To those outside the trade world, it might seem like a foregone conclusion that the Trump Administration’s renegotiation of NAFTA would contain provisions hostile to, rather than supportive of, organized labor. However, trade has been the anomaly in this Administration. As we have pointed out before, the President has consistently borrowed Democratic talking points on trade. The NAFTA labor chapter is no exception.
That said, the Administration’s trade record on labor is mixed. Below is a summary of the provisions, and the issues. A fuller discussion can be found here.
The chapter is generally consistent with the standard applicable to U.S. agreements since 2007. Parties have to implement core labor standards; parties are prohibited from rolling back their laws in a manner affecting trade or investment; and the obligations are enforceable using the same dispute settlement mechanism as other chapters in the agreement. There are concerns about the effectiveness of the Agreement’s dispute settlement mechanism in general, but that issue will be tackled in a future blog.
There are also new provisions, some of which are groundbreaking.
- Prohibition on imports made in whole or in part with forced labor. This provision is similar to a U.S. law that was strengthened in 2016. In essence, it means that importers need to know their entire supply chain.

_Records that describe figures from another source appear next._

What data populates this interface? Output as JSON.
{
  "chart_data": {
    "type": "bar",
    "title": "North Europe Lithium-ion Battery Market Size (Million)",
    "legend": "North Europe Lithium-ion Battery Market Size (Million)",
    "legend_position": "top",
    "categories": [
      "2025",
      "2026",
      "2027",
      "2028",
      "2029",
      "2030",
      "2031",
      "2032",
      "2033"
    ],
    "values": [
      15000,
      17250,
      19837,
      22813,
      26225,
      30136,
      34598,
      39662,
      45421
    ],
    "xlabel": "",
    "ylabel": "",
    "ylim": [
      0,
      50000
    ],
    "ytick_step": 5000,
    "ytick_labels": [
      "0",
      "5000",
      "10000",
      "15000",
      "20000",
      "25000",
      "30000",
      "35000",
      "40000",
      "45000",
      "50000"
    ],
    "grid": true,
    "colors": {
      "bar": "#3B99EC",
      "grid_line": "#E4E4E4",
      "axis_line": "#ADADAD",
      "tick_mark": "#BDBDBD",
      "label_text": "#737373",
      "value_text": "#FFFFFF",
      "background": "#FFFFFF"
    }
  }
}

- Addressing violence against workers. Parties must address violence, and threats of violence, against workers. Violence and the threat of it are critical mechanisms used to thwart worker efforts to exercise core labor rights.
- Addressing gender discrimination in the workplace. In other agreements, Canada has included language requiring parties to prohibit gender discrimination in the workplace. However, these provisions have not been enforceable. Because the United States insists that labor obligations be fully enforceable, including this provision in NAFTA 2.0 transforms it from advisory to real.
- Including migrant workers. The chapter requires migrant workers to be protected by national labor laws – whether the migrants themselves are nationals, or not.
Although these provisions are important, they also include some unnecessarily weak language, which diminishes their potency.
What’s Not Good
There are also some issues.
- Enforceability. Unlike other chapters, labor (and environment) chapters are only enforceable if the breach occurs in a manner affecting trade or investment. This conditionality does not exist in other chapters, even where the provisions don’t necessarily involve a cross-border transaction.
- Lack of enforcement. Even if a chapter contains impeccable provisions, their value is diminished if they are not enforced. The Administration has not only failed to pursue labor disputes even as to pending complaints, but it allowed Colombia into the OECD despite the existence of such a complaint. The Obama Administration had refused to allow Colombia into the OECD until its outstanding labor issues were addressed.
- Where’s the prohibition on racial discrimination? The gender discrimination provisions are important, but there is no reason not to extend it to racial discrimination.
Annex on Mexican Labor Issues
There is an annex specific to Mexico, which has had longstanding issues with labor. The disciplines in the Annex are very good. However, as noted above, there are concerns about the political will to enforce these provisions. Moreover, in TPP the United States had negotiated a side letter with Vietnam that allowed the United States to suspend benefits if Vietnam did not comply with its labor commitments. No similar mechanism is included here (although there is a reference to the potential for delaying the Agreement’s entry into force).